House leaders yesterday sought to show that they are serious about adopting a new code of ethics by promising that tougher rules covering matters ranging from financial disclosure to outside income restrictions will be before the House by early March.

Rep. David R. Obey (D-Wis.), head of a House commission that will propose the rules changes, promised that the code would be before Speaker Thomas P. (Tip) O'Neill Jr. (D-Mass.) by Feb. 8.

Testifying before the commission, which began hearings on the new code yesterday, O'Neill endorsed the timetable, and said:

"I intend, by the end of two year as Speaker of the House, that this House will have the strongest code of ethics of any constitutional legislative body in America."

The commission recommendations will go to the House Rules Committee and then to the floor. O'Neill said that on the day they are adopted as House rules he would appoint an ad hoc committee headed by Rep. Richardson Preyer (D-N.C) to write them into law and produce guidelines for the code.

Preyer said his job would be to decide on enforcement and to coordinate with the Senate, since when they are adopted as law they will affect the Senate as well. Adopting them as law also allows civil and criminal penalties to be set for violating the code. There are no evil or criminal penalties for violating House rules.

The Obey commission will make recommendations concerning financial disclosure, restrictions on outside income and gifts to members of Congress, unofficial office accounts funded by private contributions and use of the franking privilege.

The Commission on Executive, Legislative and Judicial Salaries has recently recommended that congressional pay be raised from $44,600 a year to $57,500, but said that increase should be tied to adopting a tougher code of conduct, particularly putting restrictions on outside earned income and honoraria for speaking engagements.

Testifying before the Obey commission yesterday, pay commission Chairman Peter G. Peterson said the pay increase would cost the public about $1.5 million, but added, "Money in politics is so corrosive that there would be a likely saving to the taxpayer by taking this step to minimize the influence of special interest far beyond the $1.5 million if would cost."

However, despite Peterson's enthusiasm for the proposal, the afternoon session of the Obey commission brought the first indication that getting the new code through the House might not be so easy.

Five House members, considered to be leading and influential reformers, were asked by Obey commission member Rep. Lee H. Hamilton (D-Ind.) to comment on some suggested concrete proposals.

Among the suggested proposals listed by Hamilton:

Full disclosure of all assets, liabilities, disbursements and other relevant holdings.

A limit on outside and earned income that would prevent members of the Congress from earnings more than 10 or 15 per cent of their salary from outside sources.

Limit to about $600 the amount that could be received in honoraria for any single speech and an overall limit on the amount of honoraria a member could receive.

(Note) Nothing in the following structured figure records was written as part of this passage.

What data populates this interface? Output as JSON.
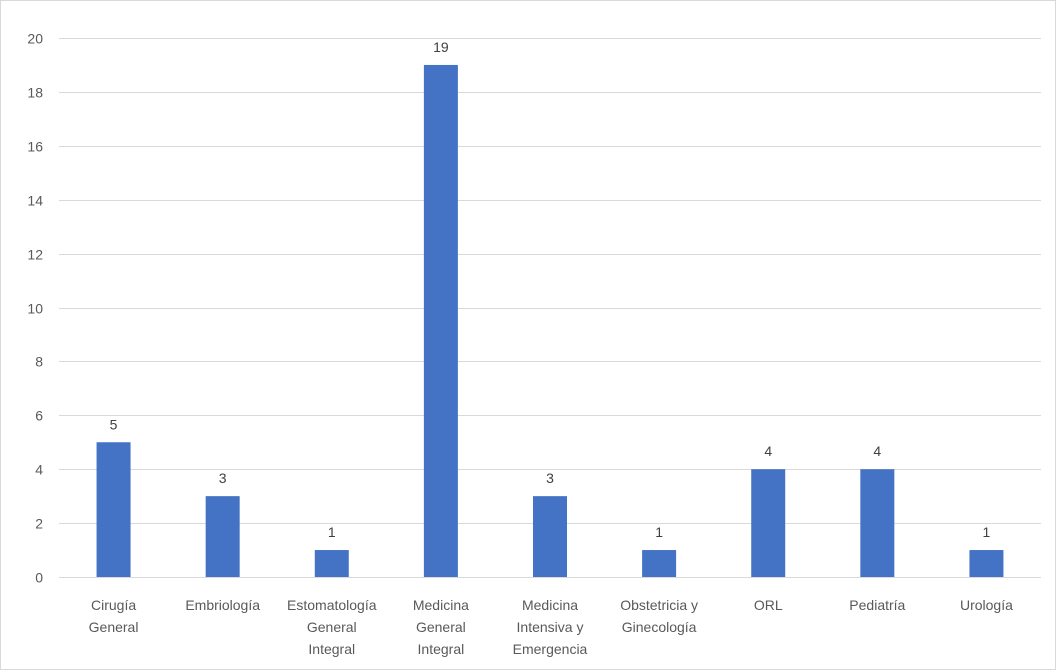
{
  "chart_data": {
    "type": "bar",
    "title": "",
    "xlabel": "",
    "ylabel": "",
    "categories": [
      [
        "Cirugía",
        "General"
      ],
      [
        "Embriología"
      ],
      [
        "Estomatología",
        "General",
        "Integral"
      ],
      [
        "Medicina",
        "General",
        "Integral"
      ],
      [
        "Medicina",
        "Intensiva y",
        "Emergencia"
      ],
      [
        "Obstetricia y",
        "Ginecología"
      ],
      [
        "ORL"
      ],
      [
        "Pediatría"
      ],
      [
        "Urología"
      ]
    ],
    "values": [
      5,
      3,
      1,
      19,
      3,
      1,
      4,
      4,
      1
    ],
    "ylim": [
      0,
      20
    ],
    "yticks": [
      0,
      2,
      4,
      6,
      8,
      10,
      12,
      14,
      16,
      18,
      20
    ],
    "grid": true,
    "legend": "none",
    "data_labels": true,
    "bar_color": "#4472c4"
  }
}
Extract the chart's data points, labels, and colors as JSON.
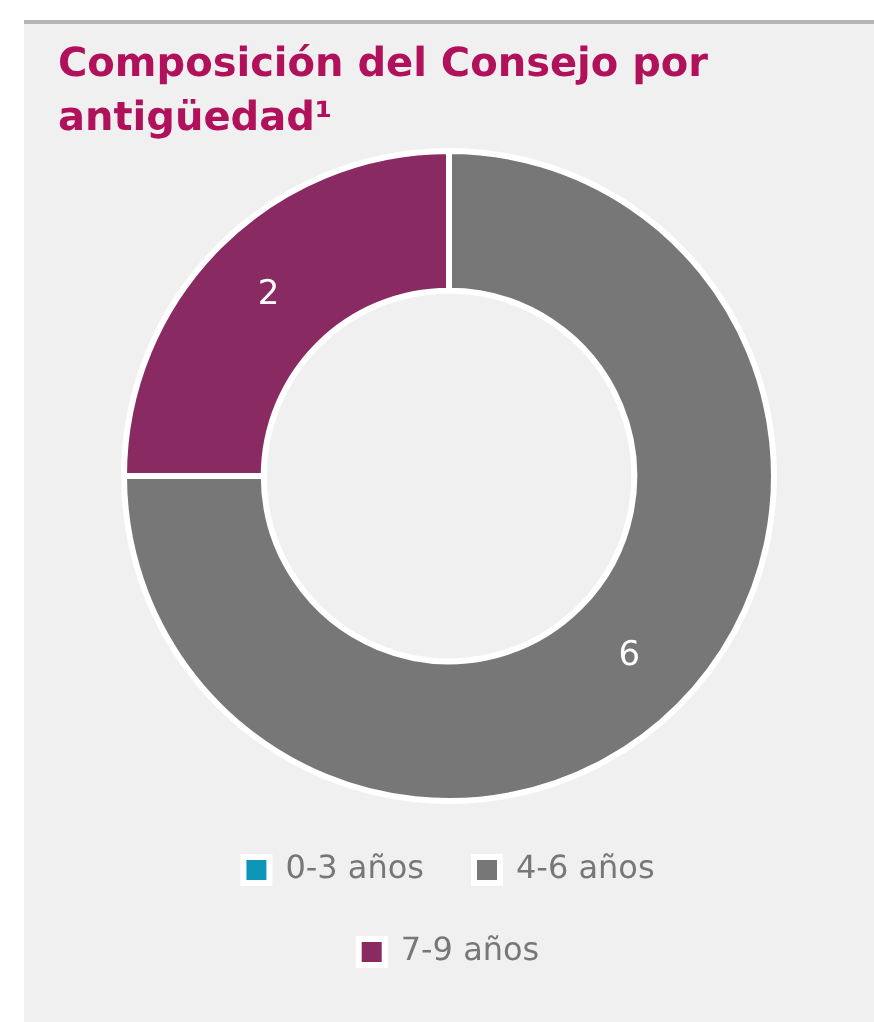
{
  "chart_data": {
    "type": "donut",
    "title": "Composición del Consejo por antigüedad¹",
    "categories": [
      "0-3 años",
      "4-6 años",
      "7-9 años"
    ],
    "values": [
      0,
      6,
      2
    ],
    "colors": [
      "#0e96b8",
      "#777777",
      "#8a2a62"
    ],
    "value_labels": [
      null,
      "6",
      "2"
    ],
    "legend": "bottom"
  }
}
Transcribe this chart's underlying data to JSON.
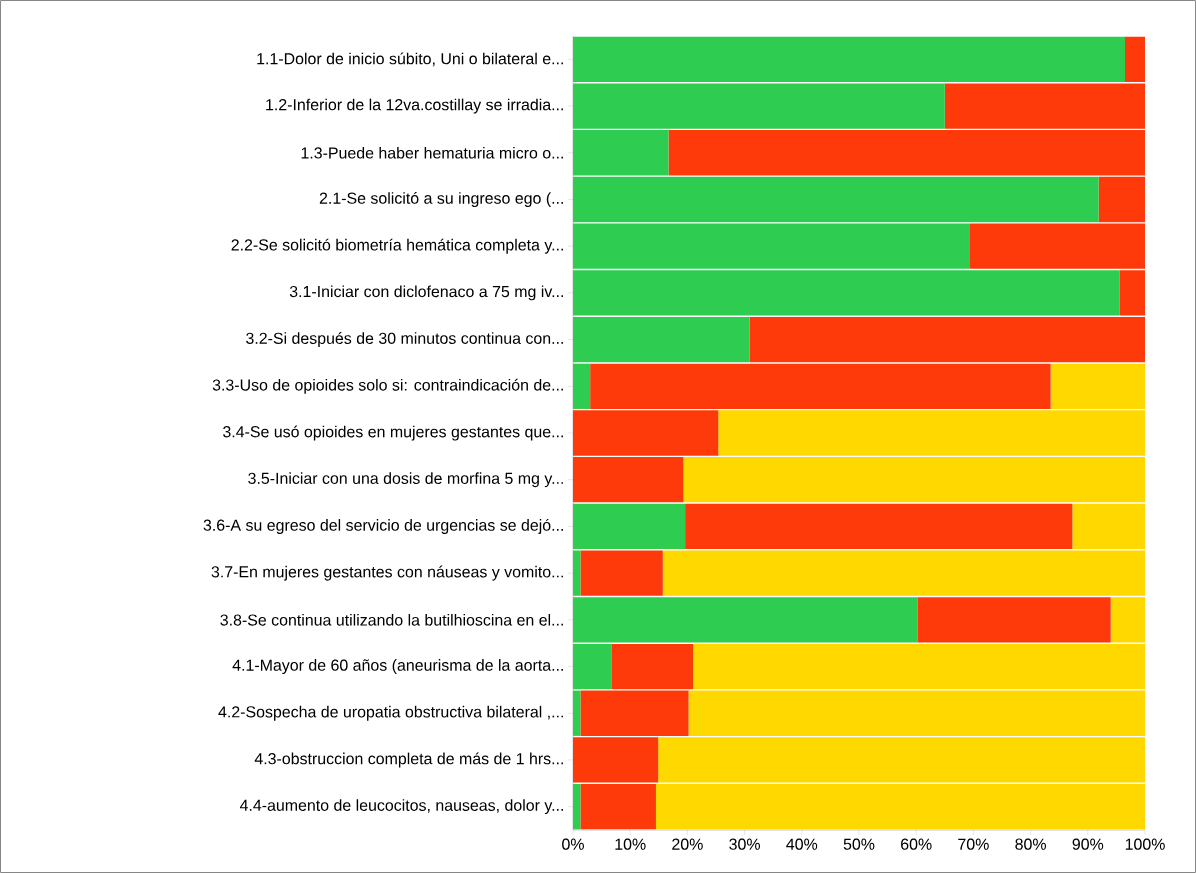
{
  "chart_data": {
    "type": "bar",
    "orientation": "horizontal",
    "stacked": true,
    "categories": [
      "1.1-Dolor de inicio súbito, Uni o bilateral e...",
      "1.2-Inferior de la 12va.costillay se irradia...",
      "1.3-Puede haber hematuria micro o...",
      "2.1-Se solicitó a su ingreso ego (...",
      "2.2-Se solicitó biometría hemática completa y...",
      "3.1-Iniciar con diclofenaco a 75 mg iv...",
      "3.2-Si después de 30 minutos continua con...",
      "3.3-Uso de opioides solo si: contraindicación de...",
      "3.4-Se usó opioides en mujeres gestantes que...",
      "3.5-Iniciar con una dosis de morfina 5 mg y...",
      "3.6-A su egreso del servicio de urgencias se dejó...",
      "3.7-En mujeres gestantes con náuseas y vomito...",
      "3.8-Se continua utilizando la butilhioscina en el...",
      "4.1-Mayor de 60 años (aneurisma de la aorta...",
      "4.2-Sospecha de uropatia obstructiva bilateral ,...",
      "4.3-obstruccion completa de más de 1 hrs...",
      "4.4-aumento de leucocitos, nauseas, dolor y..."
    ],
    "series": [
      {
        "color": "#2ecc50",
        "values": [
          96.5,
          65,
          16.7,
          91.9,
          69.4,
          95.6,
          30.9,
          3,
          0,
          0,
          19.6,
          1.3,
          60.2,
          6.8,
          1.3,
          0,
          1.3
        ]
      },
      {
        "color": "#ff3a0a",
        "values": [
          3.5,
          35,
          83.3,
          8.1,
          30.6,
          4.4,
          69.1,
          80.5,
          25.4,
          19.3,
          67.7,
          14.4,
          33.8,
          14.2,
          18.9,
          14.9,
          13.2
        ]
      },
      {
        "color": "#ffd800",
        "values": [
          0,
          0,
          0,
          0,
          0,
          0,
          0,
          16.5,
          74.6,
          80.7,
          12.7,
          84.3,
          6,
          79,
          79.8,
          85.1,
          85.5
        ]
      }
    ],
    "xlim": [
      0,
      100
    ],
    "xticks": [
      {
        "value": 0,
        "label": "0%"
      },
      {
        "value": 10,
        "label": "10%"
      },
      {
        "value": 20,
        "label": "20%"
      },
      {
        "value": 30,
        "label": "30%"
      },
      {
        "value": 40,
        "label": "40%"
      },
      {
        "value": 50,
        "label": "50%"
      },
      {
        "value": 60,
        "label": "60%"
      },
      {
        "value": 70,
        "label": "70%"
      },
      {
        "value": 80,
        "label": "80%"
      },
      {
        "value": 90,
        "label": "90%"
      },
      {
        "value": 100,
        "label": "100%"
      }
    ]
  }
}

Abolish outside office accounts, now funded by contributions, often from special interest groups.

No acceptance of gifts over $300 by the member.

No lame duck travel.

Ban the use of outside funds to produce any mail that is to be franked.

But Rep. John B. Anderson (R-Ill.), one of the longtime devotees of reform, bristled at the suggestion of a 10 per cent limit on outside income and the limit on honoraria. And longtime reformer Rep. Morris K. Udall (D-Ariz.) opposed limits on outside income, limiting honoraria, abolishing office accounts and abolishing lame duck travel.

On limiting outside income, Anderson said, "If you are serious about limiting outside income to between 10 and 15 per cent of a member's salary, I'll soon depart this place. I don't want to try to educate five college-age children with that."

Udall said, "I'm against a limit on outside income.You're saying there's a difference between earned and unearned income. You're saying if I have all kinds of inherited wealth in stocks and bonds it's okay. But if I got out on weekends and hustle and get some money from speaking engagements it's not okay."

Udall said his philosophy was to have full disclosure of everything, from office accounts to honoraria. "Then if my opponent can use what I made in honoraria or how I used my office account against me, and the people buy it, I will be defeated."

Rep. Robert W. Kastenmeier (D-Wis.) endorsed a limit on outside earned income, but thought 10 per cent might be too low. He suggested allowing $6,000 in honoraria.

He found some agreement among the commission members. The Obey commission is made up of eight House members, five Democrats and three Republicans, and seven "outsiders" from business, labor, academic and interest groups.